6/22 多分その日、彼女はつかんだ
「……」
「……」
「……なんていうか……あれね。多分、あれは、優しさね」
二階、渡り廊下の真ん中。庭園で巻き起こった一部始終を見ていた私たちは立ち尽くしていた。何とか私は言葉をひねり出す。うん。多分、あれは、優しさだ。素直ではないだけだ。
「いろいろとこじらせていそうな、嵐じみた優しさでしたね」
そうため息をついたのはジル。
「わかる人にはわかるけど、伝わらない人には伝わらない、優しさだよね」
……まだ困惑してるよ、彼。
庭園を見下ろしてそう指摘したのはエルだった。
「……そうね」
同意せざるを、得なかった。だって、男爵令息は、皇女たちが去っていったほうを見て、手の中の本の山を見て、自分の周囲を見渡して、もう一度皇女の去っていったほうを見て、うなだれた。純然たる途方に暮れた人間の姿だった。なんてかわいそうなんだろう。
いつか、エイヴァとの会話をせざるを得なくなって「そうですね」しか言えない呪いをかけられたとしか思えない様相となってしまったあの時と同じぐらい憔悴しているようだ。彼はなんていうか……ちょっと運が悪いのかもしれない。
彼を襲った災難の一端は私たちが原因であることなどこの場ではどうでもいいことだろう。私はただただかの温厚な少年に同情した。
「私たち以外との交流について、どのように接するべきか考えあぐねて挙動不審だったのは知っていましたが……いつも『ああ』だったのですか?」
ジルが私とエルに尋ねる。いつまでも渡り廊下に立ち尽くしているわけにもいかないので、だれからともなく王太子殿下とイリーナ様に押し付けてきたエイヴァを回収に向かおうと動き出した、その時の問いであった。
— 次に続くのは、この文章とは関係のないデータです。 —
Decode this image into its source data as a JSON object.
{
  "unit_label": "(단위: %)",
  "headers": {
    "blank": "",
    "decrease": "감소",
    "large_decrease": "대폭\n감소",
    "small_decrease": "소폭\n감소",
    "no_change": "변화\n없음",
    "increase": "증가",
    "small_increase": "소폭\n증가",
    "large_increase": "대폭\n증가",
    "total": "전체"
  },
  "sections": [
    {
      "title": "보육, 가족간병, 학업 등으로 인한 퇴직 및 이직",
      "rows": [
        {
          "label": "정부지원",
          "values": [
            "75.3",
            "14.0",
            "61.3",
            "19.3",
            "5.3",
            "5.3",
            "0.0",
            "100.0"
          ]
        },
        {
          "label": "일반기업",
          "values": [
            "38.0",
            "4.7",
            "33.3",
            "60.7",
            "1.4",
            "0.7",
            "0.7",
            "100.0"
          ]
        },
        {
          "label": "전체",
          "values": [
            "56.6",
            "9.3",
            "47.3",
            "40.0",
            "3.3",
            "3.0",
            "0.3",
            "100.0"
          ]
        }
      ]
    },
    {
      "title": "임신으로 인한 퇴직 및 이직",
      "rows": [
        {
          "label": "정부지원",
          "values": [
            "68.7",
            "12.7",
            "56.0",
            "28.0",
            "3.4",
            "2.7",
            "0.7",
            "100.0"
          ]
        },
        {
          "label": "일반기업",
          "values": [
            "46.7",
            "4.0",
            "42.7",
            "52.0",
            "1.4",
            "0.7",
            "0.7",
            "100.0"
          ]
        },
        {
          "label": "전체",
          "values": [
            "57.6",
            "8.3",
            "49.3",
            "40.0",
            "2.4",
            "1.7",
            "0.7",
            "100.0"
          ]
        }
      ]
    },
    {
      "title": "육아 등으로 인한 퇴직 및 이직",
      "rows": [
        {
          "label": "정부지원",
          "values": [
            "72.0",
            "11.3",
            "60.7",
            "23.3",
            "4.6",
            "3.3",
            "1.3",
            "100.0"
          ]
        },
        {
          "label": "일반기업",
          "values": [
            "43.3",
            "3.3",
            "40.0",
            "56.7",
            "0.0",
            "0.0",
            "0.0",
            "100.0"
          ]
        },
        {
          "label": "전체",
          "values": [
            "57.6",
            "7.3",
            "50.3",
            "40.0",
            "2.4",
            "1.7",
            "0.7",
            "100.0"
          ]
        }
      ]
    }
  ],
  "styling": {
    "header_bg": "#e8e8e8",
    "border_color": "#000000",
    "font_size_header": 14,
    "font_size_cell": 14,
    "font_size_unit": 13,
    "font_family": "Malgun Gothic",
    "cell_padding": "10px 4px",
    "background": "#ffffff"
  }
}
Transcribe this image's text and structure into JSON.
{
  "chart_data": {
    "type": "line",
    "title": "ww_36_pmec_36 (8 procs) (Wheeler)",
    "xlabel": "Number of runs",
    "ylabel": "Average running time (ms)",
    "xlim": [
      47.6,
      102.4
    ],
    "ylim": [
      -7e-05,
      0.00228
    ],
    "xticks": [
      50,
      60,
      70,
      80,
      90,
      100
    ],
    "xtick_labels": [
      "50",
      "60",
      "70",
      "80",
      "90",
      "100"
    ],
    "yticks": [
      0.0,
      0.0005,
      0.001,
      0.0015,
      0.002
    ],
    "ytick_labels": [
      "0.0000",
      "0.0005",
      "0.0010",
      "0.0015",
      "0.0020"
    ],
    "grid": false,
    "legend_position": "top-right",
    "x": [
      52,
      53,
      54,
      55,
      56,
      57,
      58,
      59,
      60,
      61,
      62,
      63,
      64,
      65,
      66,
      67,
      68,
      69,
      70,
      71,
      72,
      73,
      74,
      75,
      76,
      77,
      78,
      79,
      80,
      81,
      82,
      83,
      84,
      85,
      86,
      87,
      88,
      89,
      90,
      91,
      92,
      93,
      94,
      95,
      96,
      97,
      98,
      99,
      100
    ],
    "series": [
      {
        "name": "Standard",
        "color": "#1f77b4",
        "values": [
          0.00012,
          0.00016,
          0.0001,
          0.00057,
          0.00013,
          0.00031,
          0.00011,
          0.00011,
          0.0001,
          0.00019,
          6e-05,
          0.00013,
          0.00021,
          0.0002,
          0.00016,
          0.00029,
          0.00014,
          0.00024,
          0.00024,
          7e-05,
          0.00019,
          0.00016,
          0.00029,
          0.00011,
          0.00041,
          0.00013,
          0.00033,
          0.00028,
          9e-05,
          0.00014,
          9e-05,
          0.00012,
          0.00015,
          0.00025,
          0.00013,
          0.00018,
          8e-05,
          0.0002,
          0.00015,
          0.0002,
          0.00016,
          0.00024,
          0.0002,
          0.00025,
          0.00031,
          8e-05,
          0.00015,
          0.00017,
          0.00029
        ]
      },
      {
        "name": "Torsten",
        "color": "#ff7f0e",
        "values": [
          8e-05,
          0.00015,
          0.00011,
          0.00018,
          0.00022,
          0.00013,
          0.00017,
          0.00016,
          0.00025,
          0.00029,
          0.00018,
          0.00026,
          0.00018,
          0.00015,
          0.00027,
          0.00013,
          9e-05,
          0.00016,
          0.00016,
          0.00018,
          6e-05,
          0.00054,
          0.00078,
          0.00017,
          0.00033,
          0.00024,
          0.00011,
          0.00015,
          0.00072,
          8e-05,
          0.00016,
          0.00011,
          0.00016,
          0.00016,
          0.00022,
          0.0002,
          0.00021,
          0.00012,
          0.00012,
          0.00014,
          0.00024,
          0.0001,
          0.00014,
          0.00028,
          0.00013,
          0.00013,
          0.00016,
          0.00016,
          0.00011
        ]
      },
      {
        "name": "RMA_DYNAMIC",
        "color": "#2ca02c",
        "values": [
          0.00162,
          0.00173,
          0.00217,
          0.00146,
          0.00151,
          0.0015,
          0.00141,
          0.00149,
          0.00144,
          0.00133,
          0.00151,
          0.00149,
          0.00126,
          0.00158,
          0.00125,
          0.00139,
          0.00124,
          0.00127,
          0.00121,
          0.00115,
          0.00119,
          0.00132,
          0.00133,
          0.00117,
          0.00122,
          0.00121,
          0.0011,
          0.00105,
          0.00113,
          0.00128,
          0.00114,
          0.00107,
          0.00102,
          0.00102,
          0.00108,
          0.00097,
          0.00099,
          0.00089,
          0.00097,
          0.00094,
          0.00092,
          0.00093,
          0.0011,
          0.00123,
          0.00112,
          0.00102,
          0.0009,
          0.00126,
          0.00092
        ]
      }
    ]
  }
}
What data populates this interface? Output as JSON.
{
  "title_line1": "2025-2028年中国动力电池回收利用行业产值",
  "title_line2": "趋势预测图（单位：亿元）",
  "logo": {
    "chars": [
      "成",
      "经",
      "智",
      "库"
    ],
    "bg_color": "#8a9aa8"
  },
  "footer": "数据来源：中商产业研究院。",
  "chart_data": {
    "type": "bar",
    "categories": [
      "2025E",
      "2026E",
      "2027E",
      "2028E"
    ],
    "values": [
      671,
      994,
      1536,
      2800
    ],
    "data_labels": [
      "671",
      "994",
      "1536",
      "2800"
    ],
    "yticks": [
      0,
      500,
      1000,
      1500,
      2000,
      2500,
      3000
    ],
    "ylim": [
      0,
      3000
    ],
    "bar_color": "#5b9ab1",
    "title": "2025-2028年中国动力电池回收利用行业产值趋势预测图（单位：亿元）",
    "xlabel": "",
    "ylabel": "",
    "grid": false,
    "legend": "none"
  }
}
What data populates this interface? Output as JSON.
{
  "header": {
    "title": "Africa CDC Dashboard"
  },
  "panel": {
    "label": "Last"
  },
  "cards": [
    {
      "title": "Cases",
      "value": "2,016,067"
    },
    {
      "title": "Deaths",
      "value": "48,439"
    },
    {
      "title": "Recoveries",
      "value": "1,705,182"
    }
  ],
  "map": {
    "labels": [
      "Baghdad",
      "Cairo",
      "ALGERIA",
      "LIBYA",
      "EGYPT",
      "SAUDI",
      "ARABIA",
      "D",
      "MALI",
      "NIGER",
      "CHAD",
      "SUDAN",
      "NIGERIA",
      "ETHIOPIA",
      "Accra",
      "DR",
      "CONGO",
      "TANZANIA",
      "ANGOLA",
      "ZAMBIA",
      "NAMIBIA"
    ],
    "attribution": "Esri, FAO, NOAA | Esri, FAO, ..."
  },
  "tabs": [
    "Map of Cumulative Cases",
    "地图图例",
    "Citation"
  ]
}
「いえ……どちらかというと、第一声に迷いに迷って結局沈黙を選んでしまうというか……。お互いに遠慮が消えないからか、無言で見つめあっては目をそらしあう感じでした」
エルが眉を下げて答えを返す。しかし彼はだいぶ柔らかい言い方をしている。実際は何か見えない危険生物でも間に挟んでいるのかというくらいに一定の距離を保ってじりじりと円を描きながら動き、タイミングを計っているのか威嚇をしているのが実に微妙なラインで無言の攻防を繰り広げているのである。
はたから見ている私とエルには実に奇々怪々であるとしか感想を持てない。そんな中で無表情を貫き皇女に従うソレイラ殿は誠に胆力があると思う。それでも私たちが口を挟まないのは、ひとたびそれをしてしまえば結局は私たちとしか話さないということが目に見えているし、私たちが間に入らなければちょっとした言葉も交わせないのでは意味がないからである。
まあわがクラスには全然空気を読まないエイヴァが在籍しているので、奇々怪々な光景はたいていエイヴァによって終息を迎えるまでがワンセットである。だがしかしエイヴァの発言は油断がならない。彼は純粋ゆえに人の意表を突くのである。
「あれは何の訓練をしているのだ? 変顔合戦か?」
などとごく真面目な顔と声で私に聞いて来た時は噴き出すかと思った。幸い私たちがいたのは教室の端、少々離れた場所であったのでこちらの様子は渦中の皇女たちには聞かれなかった。皇女たちは大変真面目に話し出すタイミングを計りあっているというのにそれを変顔合戦とはなんという暴言であろうか。確かに緊張高まる彼ら彼女らは貴族子女の遺伝子に恵まれた端正な顔を絶妙にゆがめていた。だが断じて彼らは遊んではいない。真剣なのだ。そこのところはきちんと言い聞かせておいた次第である。
ともかく。
「あまり私たちが手を出しすぎても周囲と打ち解けられませんし……シルヴィナ様もご自身で頑張りたいとおっしゃってくださいましたから、見守るだけにとどめていたのですけれど……」
ふう、と私も息を吐く。もう少し、周囲との橋渡しをすべきだろうか。だが小さい子供でもあるまいし……もうすぐ十四になる淑女なのだ。過干渉は本人の成長にもよくないだろう。なので、
「まあ、もう少し見守って、目に余るようであればそれとなく注意を促すしか、今のところはできないでしょうね」
ジルの言葉がそのまま結論となって、その日は終わったのである。……その日は。もちろん、シルヴィナ皇女の積み上げた本日に至るまでの言動は、穏やかなだけでは終わらなかったのである。